Notable Company Updates
- Marvell Technology: Shares soared over 14% after a 72% increase in Q4 operating profit, driven by surging demand for AI ASICs and SSDs. The management raised FY27 revenue guidance from $10 billion to $11 billion.
Nvidia: The stock fell 1.4% as the U.S. considers globalizing AI chip export approval regulations, requiring companies like Nvidia to obtain government approval for chip exports.
Tesla: Reported a 10% year-on-year increase in European sales for February, registering 17,425 vehicles across 15 major markets.
- Meta Platforms: Plans to develop its own AI chips while collaborating with top chip manufacturers to meet current AI business demands.
Geopolitical and Economic Impacts
Middle East Tensions: The conflict has severely impacted shipping through the Strait of Hormuz, with only two vessels passing in the last 24 hours, raising concerns over energy transport and oil prices.
Market Reactions: Global stock funds saw a net outflow of $1.44 billion, with U.S. stock funds experiencing the largest outflow since January 7, totaling $21.92 billion.
Supply Chain Concerns
Aluminum Prices: JPMorgan warns that disruptions in Middle Eastern aluminum production could push prices towards $4,000 per ton due to reduced global supply.

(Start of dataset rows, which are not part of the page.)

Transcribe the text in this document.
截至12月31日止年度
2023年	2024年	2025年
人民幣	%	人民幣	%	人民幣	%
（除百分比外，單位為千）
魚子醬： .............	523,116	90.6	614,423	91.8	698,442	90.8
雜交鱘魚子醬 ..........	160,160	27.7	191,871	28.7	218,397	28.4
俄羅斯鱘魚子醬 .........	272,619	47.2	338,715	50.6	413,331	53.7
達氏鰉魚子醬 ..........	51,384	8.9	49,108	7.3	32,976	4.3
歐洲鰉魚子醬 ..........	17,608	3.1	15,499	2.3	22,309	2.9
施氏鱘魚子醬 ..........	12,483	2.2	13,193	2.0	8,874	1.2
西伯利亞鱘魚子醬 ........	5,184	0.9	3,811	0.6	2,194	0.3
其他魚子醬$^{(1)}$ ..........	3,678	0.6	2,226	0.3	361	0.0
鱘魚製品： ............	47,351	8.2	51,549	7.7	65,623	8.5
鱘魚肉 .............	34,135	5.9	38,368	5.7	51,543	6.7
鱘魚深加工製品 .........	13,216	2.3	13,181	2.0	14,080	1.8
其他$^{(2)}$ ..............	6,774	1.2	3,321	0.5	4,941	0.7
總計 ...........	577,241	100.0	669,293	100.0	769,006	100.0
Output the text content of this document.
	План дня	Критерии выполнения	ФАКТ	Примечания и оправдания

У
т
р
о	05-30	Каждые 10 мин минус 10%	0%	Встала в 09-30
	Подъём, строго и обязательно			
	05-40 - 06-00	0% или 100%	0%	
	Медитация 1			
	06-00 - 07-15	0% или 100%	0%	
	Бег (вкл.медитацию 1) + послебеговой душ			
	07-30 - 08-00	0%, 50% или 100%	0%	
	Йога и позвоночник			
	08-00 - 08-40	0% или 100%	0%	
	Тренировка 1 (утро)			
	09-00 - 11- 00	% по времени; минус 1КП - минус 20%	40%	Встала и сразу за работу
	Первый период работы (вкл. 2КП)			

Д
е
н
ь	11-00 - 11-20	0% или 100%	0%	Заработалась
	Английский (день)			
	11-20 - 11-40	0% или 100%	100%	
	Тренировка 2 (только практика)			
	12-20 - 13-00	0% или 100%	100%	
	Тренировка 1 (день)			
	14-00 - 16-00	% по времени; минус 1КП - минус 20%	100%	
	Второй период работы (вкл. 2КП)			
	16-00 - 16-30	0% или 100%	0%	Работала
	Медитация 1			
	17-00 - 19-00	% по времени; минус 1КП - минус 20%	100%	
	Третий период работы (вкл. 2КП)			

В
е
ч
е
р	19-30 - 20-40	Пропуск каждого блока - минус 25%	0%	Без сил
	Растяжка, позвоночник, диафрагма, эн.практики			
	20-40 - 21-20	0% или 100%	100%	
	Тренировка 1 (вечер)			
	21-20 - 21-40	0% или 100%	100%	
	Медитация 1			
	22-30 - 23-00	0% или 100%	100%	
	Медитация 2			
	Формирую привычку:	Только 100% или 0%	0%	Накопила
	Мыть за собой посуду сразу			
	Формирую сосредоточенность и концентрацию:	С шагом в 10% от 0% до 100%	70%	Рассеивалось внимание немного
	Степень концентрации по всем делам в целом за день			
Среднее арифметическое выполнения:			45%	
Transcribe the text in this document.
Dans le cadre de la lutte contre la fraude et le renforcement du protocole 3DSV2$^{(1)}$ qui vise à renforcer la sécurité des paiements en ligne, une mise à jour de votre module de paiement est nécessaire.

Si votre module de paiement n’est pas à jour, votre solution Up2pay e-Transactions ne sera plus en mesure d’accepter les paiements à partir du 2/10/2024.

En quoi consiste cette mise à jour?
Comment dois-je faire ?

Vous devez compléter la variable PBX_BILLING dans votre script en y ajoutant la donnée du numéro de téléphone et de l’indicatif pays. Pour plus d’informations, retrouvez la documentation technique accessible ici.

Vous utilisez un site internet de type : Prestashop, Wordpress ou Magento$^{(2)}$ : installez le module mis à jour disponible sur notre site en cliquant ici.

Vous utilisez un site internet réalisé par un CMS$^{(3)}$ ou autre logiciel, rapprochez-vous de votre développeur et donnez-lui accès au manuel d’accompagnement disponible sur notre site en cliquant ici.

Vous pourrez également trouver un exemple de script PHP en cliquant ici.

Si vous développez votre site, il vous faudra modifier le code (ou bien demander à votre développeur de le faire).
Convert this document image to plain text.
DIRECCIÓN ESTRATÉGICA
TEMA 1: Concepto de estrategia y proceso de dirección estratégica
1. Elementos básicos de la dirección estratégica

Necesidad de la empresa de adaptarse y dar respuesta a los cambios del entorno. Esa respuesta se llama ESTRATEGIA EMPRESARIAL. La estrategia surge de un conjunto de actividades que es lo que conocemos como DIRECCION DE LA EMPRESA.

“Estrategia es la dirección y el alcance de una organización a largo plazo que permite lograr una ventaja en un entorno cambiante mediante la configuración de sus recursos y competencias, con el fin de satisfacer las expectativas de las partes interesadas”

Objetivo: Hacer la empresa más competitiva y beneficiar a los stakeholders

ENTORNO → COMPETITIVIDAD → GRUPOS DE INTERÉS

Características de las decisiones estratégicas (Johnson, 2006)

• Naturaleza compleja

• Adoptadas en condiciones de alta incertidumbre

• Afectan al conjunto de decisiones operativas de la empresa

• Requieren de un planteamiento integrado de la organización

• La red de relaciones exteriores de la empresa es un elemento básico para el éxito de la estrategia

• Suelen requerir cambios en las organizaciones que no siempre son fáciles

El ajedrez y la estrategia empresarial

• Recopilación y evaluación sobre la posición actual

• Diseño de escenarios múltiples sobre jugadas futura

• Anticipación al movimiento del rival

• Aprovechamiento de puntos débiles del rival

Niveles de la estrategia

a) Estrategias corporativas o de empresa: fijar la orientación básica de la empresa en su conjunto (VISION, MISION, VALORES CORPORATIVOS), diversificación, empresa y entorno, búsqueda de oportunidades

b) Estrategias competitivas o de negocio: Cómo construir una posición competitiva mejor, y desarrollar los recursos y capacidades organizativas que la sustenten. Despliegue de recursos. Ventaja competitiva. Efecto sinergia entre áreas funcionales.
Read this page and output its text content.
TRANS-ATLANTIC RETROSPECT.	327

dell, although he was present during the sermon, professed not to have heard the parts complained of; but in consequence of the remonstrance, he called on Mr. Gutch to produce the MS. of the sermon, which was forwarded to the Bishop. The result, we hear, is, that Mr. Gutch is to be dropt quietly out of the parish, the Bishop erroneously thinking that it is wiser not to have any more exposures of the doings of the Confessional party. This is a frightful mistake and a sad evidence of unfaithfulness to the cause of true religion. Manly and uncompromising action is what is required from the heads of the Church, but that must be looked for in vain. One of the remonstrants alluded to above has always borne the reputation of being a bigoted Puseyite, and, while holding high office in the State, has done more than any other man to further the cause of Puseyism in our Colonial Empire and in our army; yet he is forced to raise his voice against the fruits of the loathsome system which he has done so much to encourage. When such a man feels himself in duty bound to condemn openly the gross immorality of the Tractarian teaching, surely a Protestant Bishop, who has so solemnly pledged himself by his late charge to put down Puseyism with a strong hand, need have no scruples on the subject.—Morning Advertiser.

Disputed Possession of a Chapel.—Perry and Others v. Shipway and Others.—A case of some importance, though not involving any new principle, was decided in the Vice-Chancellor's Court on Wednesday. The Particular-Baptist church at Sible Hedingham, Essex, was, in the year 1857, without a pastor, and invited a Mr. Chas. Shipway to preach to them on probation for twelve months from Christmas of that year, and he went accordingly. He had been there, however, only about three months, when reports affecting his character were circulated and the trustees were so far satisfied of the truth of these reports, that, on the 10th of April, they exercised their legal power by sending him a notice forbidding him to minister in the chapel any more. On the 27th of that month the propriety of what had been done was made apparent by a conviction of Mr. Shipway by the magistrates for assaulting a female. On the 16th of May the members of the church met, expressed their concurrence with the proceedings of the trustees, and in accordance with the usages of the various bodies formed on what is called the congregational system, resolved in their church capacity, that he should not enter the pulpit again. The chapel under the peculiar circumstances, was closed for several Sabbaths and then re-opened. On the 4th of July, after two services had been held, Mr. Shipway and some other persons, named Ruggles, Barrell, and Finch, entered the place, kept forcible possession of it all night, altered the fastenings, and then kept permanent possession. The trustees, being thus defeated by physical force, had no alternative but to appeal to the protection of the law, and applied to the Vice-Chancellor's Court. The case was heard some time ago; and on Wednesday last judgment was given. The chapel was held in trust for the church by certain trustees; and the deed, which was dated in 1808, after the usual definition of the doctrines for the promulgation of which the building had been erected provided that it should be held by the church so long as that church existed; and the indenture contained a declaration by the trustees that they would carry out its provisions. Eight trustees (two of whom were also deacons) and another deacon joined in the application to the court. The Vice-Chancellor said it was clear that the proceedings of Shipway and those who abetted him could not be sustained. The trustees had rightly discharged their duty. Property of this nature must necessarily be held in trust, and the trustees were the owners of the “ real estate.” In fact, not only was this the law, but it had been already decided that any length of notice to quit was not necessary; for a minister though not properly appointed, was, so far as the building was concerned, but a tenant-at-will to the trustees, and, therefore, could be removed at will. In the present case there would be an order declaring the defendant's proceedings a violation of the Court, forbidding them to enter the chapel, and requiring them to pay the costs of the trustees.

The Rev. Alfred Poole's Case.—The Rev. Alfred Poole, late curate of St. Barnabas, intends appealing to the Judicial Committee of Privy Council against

Insurance and Fertilizer Supply: The ongoing conflict is causing a surge in war risk insurance premiums and potential disruptions in fertilizer supplies, which could lead to soaring food prices.
Conclusion
The market is currently navigating through a complex landscape of geopolitical tensions, regulatory changes, and significant corporate developments, all of which are influencing stock performance and investor sentiment.